Enviada em 05/03/2020

No Antigo Egito, era comum o processo de mumificação, por exemplo, os egípcios começavam retirando o cérebro, logo após, retiravam os principais órgão do corpo humano, deixando-os guardadas em vasos próprios na tentativa de diminuir sua decomposição. Na contemporaneidade, a mumificação não ocorre mais, todavia a prática de retirada de órgãos persiste até os dias atuais, sendo uma prática que causa a salvação de várias pessoas, no entanto, ainda há dilemas na doação de órgãos, devido a ineficiência das políticas públicas, que não garante uma estrutura de qualidade para a coleta em todas as regiões do país. Além disso, a mentalidade retrógrada de parte da população, por conta da baixa educação sobre a valorização dos processos de doação de órgãos, faz agravar ainda mais a situação.

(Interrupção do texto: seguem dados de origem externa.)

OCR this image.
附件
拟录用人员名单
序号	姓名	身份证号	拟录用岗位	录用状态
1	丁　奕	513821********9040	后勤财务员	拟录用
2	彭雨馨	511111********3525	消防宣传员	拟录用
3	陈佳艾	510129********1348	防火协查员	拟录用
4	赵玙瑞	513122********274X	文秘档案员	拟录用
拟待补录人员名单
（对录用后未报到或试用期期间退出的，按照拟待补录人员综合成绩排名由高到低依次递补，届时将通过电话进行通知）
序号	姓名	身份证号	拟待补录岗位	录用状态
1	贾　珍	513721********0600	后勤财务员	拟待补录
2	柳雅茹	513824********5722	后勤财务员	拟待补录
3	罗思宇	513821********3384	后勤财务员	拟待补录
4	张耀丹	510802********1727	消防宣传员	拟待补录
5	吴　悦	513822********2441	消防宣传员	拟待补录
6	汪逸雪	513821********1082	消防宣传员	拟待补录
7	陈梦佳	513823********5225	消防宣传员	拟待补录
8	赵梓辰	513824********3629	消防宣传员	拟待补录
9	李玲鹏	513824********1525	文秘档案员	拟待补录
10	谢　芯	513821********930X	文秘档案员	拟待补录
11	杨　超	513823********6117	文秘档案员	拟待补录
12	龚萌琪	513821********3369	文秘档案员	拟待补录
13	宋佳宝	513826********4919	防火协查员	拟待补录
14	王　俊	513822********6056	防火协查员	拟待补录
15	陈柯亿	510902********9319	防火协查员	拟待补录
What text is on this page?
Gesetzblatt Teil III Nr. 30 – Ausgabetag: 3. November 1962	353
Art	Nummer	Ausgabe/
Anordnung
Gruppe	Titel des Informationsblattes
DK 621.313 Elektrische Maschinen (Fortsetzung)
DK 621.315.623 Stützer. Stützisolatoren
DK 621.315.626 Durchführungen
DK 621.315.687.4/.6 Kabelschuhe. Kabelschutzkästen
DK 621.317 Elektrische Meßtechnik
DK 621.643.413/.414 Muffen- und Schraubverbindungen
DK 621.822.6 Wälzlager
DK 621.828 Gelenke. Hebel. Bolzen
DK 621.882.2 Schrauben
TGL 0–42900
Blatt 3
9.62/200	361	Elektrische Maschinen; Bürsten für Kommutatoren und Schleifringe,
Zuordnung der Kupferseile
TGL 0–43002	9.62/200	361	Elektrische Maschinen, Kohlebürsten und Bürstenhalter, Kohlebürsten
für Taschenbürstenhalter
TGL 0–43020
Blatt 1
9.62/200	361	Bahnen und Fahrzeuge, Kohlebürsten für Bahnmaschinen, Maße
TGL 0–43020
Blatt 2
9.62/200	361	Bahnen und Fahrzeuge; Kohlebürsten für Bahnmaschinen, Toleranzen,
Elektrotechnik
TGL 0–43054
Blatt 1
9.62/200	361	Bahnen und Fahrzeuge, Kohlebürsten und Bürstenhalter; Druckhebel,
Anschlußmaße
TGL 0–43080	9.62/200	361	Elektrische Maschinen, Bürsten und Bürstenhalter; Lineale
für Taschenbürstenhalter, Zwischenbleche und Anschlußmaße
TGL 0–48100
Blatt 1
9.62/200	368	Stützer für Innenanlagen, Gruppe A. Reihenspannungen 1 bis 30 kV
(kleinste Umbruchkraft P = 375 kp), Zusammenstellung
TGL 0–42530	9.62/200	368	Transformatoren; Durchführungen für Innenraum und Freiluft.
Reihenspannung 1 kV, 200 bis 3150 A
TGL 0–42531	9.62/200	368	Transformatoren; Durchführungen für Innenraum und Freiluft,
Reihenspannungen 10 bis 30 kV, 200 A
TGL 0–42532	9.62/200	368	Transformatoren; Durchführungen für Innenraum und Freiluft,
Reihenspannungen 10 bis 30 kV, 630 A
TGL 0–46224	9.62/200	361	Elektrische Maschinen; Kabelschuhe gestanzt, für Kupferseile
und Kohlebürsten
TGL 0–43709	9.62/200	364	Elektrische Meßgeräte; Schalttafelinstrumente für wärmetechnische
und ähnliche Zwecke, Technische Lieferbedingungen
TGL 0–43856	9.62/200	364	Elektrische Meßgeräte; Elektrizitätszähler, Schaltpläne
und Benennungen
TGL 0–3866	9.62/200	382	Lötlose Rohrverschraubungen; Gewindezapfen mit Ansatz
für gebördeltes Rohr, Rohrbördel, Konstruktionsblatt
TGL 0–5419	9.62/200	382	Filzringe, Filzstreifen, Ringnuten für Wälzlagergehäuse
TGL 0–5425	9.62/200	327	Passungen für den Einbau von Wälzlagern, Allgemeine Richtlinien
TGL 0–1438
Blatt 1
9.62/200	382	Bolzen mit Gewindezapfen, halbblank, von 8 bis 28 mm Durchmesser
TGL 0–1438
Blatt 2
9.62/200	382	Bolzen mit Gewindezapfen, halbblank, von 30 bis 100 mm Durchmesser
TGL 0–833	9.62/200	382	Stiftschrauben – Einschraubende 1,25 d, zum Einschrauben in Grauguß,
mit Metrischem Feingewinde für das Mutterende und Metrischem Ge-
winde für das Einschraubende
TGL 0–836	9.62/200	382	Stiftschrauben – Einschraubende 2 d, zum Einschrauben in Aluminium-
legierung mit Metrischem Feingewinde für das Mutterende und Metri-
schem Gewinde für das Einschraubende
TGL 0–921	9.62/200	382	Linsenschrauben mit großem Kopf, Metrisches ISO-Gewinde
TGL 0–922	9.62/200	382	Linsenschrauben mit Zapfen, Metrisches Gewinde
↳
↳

Em primeiro lugar, um entrave é a falta de políticas públicas de qualidade na sociedade, visto que as formas de coleta de órgãos são organizadas de forma errada, consequentemente, não fazendo a inclusão de todas as regiões do país, sendo assim, levando a morte de pessoas que estavam em busca da sua sobrevivência. Segundo os Dados Registro Brasileiro de Transplantes, somente em 2017 foram registrados em São Paulo mais de 400 coletas de Rim, contudo, em Alagoas foram registados apenas duas. Desse modo, verifica-se que a sociedade brasileira, continua com uma administração falha com relação a coleta de órgãos, não abrangendo as áreas periféricas do Brasil.

Em segundo lugar, outro desafio enfrentado para garantir a doação de órgãos é a baixa educação sobre a valorização dos processos de doação. De acordo com os dados da Associação Brasileira de Transplantes, 47% das famílias se recusam a doar órgãos de parente com morte cerebral. Dessa forma, torna-se evidente que há um problema de informação sobre a importância da doação de órgãos nas famílias, enquanto o Estado não garantir as informações necessárias de forma clara, a população continuará sofrendo com esse impasse social. Convicção essa que vai ao encontro do Educador Paulo Freire “Se a educação sozinha não transforma a sociedade, sem ela tampouco a sociedade muda”.

Tem-se a necessidade, portanto, de que medidas cabíveis sejam postas em prática, com o intuito de acabar com os dilemas da doação de órgãos. Logo, é fundamental que o  Ministério da Saúde, em parceria com o Ministério da Cidadania, crie novas políticas públicas para garantir a abrangência da doação de órgãos em todo o território nacional, como resultando, fica assegurado o suporte necessário para as áreas periféricas no Brasil. Ademais, o Ministério da Educação, em parceria com as instituições de ensino, deve promover campanhas midiáticas em praças públicas, televisão, rádio, jornais, internet e redes sociais, para certificar a informação necessária de forma clara sobre a importância das doações de órgãos para as famílias, por consequência, os dilemas da doação de órgãos estarão acabados.